Sometimes the Dutch will take a perfectly decent English word and adapt it into their own language with a different meaning.
Here we are in the section of a store that deals with "English Pockets". Actualy it is one of my favorite bookstores that has been at its current address for decades - and
this is the department that stocks English paperbacks. For some reason, paperbacks became known in Dutch as "pockets" (short for "pocket book" - which in America at least means a ladies purse).
Just two or three yards from the front door to my old office in The Hague, I found this charming statue which wasn't there before.
It doesn't look like a statue of Louis Couperus, and I certainly
don't see any family resemblance with myself, despite his last name.
From what I can tell of his pictures, he didn't look anything like this, although he was well known to be a fop and a dandy. (Is that redundant? Can you be one without the other?)
I think instead that this statue may depict a character from one of his novels. The
quotation underneath is the title of one of his books.
Roughly translated, the title reads "If I am anything, I am a man of The Hague"

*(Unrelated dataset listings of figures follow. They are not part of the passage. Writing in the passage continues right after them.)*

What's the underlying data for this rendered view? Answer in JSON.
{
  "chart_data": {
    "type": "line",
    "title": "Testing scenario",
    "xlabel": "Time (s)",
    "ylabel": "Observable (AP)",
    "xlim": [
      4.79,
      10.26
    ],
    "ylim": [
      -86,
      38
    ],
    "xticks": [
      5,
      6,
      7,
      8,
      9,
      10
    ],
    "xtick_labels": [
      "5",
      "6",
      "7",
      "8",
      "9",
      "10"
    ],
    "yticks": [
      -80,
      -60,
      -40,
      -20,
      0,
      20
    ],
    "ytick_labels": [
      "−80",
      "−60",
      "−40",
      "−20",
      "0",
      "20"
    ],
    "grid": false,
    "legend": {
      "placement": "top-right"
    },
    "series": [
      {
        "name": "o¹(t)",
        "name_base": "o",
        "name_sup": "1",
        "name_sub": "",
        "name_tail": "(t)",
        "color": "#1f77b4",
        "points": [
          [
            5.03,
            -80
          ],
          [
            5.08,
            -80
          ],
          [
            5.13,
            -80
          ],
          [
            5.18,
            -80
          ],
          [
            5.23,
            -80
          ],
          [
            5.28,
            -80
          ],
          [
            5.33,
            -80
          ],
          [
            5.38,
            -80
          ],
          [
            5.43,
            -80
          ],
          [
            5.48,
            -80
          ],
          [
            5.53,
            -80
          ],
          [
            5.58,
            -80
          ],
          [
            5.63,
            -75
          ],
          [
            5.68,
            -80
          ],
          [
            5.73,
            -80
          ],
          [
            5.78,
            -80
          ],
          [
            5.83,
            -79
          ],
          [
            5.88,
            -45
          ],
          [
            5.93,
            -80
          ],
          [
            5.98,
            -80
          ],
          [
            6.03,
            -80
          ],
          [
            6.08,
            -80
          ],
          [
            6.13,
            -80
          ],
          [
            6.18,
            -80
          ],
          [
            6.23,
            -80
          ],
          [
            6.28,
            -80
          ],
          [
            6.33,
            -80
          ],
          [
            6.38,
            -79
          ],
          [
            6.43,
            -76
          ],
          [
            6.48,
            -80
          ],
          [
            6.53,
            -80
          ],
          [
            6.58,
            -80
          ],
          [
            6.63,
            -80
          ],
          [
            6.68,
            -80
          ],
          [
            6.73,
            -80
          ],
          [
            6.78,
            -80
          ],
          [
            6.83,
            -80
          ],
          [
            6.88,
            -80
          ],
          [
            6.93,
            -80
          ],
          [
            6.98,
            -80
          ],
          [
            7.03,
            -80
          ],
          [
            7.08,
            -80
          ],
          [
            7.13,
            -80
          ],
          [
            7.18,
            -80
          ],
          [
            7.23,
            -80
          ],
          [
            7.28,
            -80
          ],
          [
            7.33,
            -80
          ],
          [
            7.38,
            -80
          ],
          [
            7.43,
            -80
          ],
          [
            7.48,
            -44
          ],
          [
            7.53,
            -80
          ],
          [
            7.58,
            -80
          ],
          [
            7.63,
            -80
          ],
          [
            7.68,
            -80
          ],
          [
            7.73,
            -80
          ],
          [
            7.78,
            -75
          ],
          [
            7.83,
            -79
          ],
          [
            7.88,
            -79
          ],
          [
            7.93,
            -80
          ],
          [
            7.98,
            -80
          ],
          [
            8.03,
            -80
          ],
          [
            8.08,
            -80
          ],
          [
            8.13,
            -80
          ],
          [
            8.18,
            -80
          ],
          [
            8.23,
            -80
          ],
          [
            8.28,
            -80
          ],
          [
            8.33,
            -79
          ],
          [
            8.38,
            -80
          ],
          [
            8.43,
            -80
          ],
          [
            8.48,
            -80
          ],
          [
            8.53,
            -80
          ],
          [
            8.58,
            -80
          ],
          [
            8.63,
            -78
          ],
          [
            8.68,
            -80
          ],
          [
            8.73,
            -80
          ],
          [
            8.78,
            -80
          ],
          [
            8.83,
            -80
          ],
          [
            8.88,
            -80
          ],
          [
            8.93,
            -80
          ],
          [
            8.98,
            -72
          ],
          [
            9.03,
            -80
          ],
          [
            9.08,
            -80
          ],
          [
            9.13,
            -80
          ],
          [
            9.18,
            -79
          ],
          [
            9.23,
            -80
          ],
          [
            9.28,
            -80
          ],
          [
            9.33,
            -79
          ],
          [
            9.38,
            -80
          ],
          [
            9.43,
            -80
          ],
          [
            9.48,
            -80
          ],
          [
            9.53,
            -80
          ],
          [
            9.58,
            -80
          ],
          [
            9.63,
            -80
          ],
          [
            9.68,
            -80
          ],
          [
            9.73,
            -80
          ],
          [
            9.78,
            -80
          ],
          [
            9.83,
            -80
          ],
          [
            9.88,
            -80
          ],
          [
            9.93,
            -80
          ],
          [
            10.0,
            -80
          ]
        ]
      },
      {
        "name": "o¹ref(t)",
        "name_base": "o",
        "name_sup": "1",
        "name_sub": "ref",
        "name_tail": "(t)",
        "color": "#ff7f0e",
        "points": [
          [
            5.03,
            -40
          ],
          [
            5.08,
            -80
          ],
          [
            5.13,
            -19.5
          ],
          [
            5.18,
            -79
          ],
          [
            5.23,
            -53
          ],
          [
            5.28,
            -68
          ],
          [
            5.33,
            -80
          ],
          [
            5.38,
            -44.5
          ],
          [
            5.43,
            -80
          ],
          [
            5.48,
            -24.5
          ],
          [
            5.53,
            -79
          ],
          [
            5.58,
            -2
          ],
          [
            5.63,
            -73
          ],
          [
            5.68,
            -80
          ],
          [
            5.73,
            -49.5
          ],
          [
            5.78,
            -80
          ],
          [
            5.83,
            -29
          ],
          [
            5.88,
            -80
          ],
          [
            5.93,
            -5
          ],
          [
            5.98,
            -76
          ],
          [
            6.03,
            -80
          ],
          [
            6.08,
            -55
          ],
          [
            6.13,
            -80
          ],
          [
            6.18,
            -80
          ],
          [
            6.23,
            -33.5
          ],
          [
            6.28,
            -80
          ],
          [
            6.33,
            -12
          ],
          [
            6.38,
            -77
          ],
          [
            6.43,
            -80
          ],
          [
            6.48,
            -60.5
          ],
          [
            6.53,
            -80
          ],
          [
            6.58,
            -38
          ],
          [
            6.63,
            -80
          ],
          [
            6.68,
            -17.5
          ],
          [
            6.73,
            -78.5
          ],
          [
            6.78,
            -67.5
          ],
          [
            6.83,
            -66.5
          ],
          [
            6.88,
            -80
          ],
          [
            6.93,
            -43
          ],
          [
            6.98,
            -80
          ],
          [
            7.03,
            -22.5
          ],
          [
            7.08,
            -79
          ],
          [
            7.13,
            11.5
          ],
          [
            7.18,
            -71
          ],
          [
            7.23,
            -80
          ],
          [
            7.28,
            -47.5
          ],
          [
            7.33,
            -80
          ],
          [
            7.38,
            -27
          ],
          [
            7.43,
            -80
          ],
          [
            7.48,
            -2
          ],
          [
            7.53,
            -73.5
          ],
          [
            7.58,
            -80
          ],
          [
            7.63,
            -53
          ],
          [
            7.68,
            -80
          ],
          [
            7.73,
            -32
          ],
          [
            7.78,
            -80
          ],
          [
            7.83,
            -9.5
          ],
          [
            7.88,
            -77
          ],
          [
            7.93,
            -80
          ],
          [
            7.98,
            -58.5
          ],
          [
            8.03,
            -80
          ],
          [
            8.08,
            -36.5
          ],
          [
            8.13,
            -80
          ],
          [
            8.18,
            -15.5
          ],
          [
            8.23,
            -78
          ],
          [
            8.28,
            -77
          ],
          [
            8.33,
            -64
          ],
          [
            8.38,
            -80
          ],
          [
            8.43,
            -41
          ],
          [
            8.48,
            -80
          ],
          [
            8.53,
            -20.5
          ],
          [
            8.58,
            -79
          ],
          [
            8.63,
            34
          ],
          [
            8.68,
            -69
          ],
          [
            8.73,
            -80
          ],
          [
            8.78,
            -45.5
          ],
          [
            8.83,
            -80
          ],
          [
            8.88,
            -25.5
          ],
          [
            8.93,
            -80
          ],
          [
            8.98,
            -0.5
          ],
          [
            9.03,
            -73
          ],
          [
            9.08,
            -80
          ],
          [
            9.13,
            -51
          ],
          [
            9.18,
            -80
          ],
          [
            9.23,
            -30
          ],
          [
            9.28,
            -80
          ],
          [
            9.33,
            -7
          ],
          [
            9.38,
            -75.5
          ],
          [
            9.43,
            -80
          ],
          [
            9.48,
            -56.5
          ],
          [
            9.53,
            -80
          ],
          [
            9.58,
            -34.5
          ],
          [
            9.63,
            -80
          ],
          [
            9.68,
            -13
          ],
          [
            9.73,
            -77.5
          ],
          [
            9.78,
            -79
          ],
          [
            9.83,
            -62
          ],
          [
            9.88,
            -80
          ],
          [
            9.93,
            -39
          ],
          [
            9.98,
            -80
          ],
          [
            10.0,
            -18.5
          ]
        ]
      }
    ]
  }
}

Here is a bridge over a canal in the province of Friesland - and its sides have been decorated with tiles. At the macro level, we can see the design depicts
some speed skaters.
This bridge is over the route taken by the famous "elf steden tocht" - a long-distance speed skating contest that takes place annually, weather permitting (the canals are all frozen over) and passes through 11 major towns
in Friesland - an event that is becoming all too rare now with warmer winters.
On closer examination of the individual tiles, it turns out that each one is a portrait of one of the competitors in years gone by - going all the way back to the 1940's in some instances.
There is software to create these kinds of large pictures using a collection of smaller pictures as input, the relative color value(s) in each smaller picture making up
one pixel in the larger picture. It's one thing to do it on a computer screen - it's another matter entirely to do it with tiles rendered in blue with portraits of contenders
of years gone by.
Driving through Friesland, one of the joys is encountering some Frisian Horses. These are a pedigreed breed which has become much better known over the last few decades.
They are now expensive playthings for rich owners all over the world, but their origins are as a heavy work horse. Not as heavy as a Clydesdale or even a Belgian maybe, but
muscular enough to pull a plow through the peat bogs of Friesland.
They are shiny black and are frequently used as ceremonial horses or trained to draw different kinds of carriage
such as a Post Chaise.
Parking can be a problem in any big city, and I had heard that one of the advantages of the "Smart Car" was its ability to be parked sideways when space is tight. This was
the first time I had ever seen this done in practice - and it didn't even seem necessary given the circumstances.
But I guess if you can do it - flaunt it.